2. Con il secondo motivo, denunciando la violazione dell'art. 63 d.lgs. 30 marzo 2001 n. 165, la ricorrente riteneva, sotto altro profilo, che il giudice d'appello avesse sbagliato a non affermare la giurisdizione del giudice ordinario, specificatamente di quello del lavoro, atteso che la controversia trovava causa in un rapporto di impiego, trattandosi semplicemente di giudicare se davvero la qualifica dirigenziale non consentisse di trattenere i compensi relativi a detto incarico «aggiuntivo»; compensi, così concludeva la ricorrente, che erano stati comunque percepiti in buona fede.

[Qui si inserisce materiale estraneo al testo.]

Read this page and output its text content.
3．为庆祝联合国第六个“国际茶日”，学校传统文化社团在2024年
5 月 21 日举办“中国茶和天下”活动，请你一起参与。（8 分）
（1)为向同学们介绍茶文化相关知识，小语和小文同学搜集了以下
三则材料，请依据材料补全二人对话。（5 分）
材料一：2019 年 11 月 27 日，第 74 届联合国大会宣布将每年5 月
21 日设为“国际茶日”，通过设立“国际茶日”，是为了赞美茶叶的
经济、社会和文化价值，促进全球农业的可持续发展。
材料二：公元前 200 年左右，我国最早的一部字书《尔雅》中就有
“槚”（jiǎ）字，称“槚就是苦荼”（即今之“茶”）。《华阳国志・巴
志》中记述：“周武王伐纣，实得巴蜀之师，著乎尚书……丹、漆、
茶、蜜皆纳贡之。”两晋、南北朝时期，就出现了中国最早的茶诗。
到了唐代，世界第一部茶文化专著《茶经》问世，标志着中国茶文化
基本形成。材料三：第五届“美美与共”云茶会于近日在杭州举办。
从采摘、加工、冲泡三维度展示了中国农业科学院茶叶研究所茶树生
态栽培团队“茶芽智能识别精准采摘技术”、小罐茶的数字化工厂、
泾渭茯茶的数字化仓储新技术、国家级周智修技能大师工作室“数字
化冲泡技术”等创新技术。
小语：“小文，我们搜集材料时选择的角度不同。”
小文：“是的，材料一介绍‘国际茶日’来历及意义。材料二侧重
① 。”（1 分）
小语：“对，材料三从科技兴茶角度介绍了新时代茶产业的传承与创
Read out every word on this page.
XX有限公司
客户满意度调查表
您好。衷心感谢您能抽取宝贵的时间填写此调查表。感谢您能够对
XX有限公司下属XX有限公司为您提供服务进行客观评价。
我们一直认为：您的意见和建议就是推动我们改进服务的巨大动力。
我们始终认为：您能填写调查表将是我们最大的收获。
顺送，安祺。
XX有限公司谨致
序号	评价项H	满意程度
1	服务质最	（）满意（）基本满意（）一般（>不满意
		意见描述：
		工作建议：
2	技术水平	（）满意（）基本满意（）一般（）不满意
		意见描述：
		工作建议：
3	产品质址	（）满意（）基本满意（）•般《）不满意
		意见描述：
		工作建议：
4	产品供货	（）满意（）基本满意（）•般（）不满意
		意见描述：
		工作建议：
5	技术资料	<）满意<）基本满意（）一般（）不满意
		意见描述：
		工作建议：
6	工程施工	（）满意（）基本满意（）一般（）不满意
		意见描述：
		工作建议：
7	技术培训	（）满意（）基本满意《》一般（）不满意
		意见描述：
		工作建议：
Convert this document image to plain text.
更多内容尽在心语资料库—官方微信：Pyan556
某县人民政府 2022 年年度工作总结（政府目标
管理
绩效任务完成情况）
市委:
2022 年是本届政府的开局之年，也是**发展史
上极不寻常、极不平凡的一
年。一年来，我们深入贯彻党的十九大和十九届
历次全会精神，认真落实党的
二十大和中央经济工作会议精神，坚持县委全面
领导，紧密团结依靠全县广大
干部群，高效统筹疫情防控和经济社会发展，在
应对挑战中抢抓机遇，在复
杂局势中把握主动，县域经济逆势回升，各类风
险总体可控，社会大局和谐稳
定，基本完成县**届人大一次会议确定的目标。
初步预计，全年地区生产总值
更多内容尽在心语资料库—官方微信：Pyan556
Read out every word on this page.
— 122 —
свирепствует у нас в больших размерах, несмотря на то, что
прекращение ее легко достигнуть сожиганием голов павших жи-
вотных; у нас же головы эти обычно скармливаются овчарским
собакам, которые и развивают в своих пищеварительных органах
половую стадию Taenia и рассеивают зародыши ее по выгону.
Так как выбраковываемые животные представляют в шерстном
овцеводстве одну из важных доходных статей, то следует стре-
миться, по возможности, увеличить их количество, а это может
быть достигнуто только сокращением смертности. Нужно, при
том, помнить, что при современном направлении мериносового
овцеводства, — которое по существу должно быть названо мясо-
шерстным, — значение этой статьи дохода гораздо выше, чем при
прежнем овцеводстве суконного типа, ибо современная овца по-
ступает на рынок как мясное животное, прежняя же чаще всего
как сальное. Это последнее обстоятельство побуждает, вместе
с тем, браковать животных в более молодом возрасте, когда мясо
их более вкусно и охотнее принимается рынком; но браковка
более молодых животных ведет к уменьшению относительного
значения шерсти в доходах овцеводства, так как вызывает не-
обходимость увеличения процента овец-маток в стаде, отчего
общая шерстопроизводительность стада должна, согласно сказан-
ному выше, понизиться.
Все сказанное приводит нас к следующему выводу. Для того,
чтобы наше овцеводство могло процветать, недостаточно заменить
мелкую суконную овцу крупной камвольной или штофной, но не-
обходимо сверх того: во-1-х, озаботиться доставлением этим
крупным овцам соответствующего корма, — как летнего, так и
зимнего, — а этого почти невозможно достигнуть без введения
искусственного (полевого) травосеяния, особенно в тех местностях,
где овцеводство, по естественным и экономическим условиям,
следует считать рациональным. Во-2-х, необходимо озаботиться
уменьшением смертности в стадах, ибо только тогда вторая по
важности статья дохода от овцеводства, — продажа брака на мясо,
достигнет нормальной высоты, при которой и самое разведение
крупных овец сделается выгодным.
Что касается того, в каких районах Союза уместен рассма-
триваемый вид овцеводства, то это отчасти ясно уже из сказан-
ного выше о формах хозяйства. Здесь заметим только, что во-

2.1. Anche in questo caso il motivo è però infondato perché, come in precedenza rappresentato, il danno di che trattasi trova causa nella violazione obblighi di servizio, non fuori dagli stessi, con la conseguente necessaria giurisdizione della Corte dei Conti, alla quale soltanto è stata riservata, ex art. 52 r.d. 12 luglio 1934 n. 1214, la cognizione del recupero del danno erariale (Cass. sez. un. n. 22645 del 2016; Cass. sez. un. n. 11073 del 2012).
3. Nulla sulle spese.
P.Q.M.
La Corte rigetta il ricorso, dichiara la giurisdizione della Corte dei Conti;
ai sensi dell'art. 13, comma 1 quater, d.p.r. n. 115 del 2002, inserito dall'art. 1, comma 17, I. n. 228 del 2012, dà atto della sussistenza dei presupposti per il versamento, da parte del ricorrente, dell'ulteriore importo a titolo di contributo unificato pari a quello dovuto per il ricorso, a norma del comma 1 bis, dello stesso articolo 13. Così deciso in Roma, nella camera di consiglio del giorno 26 febbraio 2019 Il Presidente t 1,2-6tyr-24 I ti Il Consigliere est.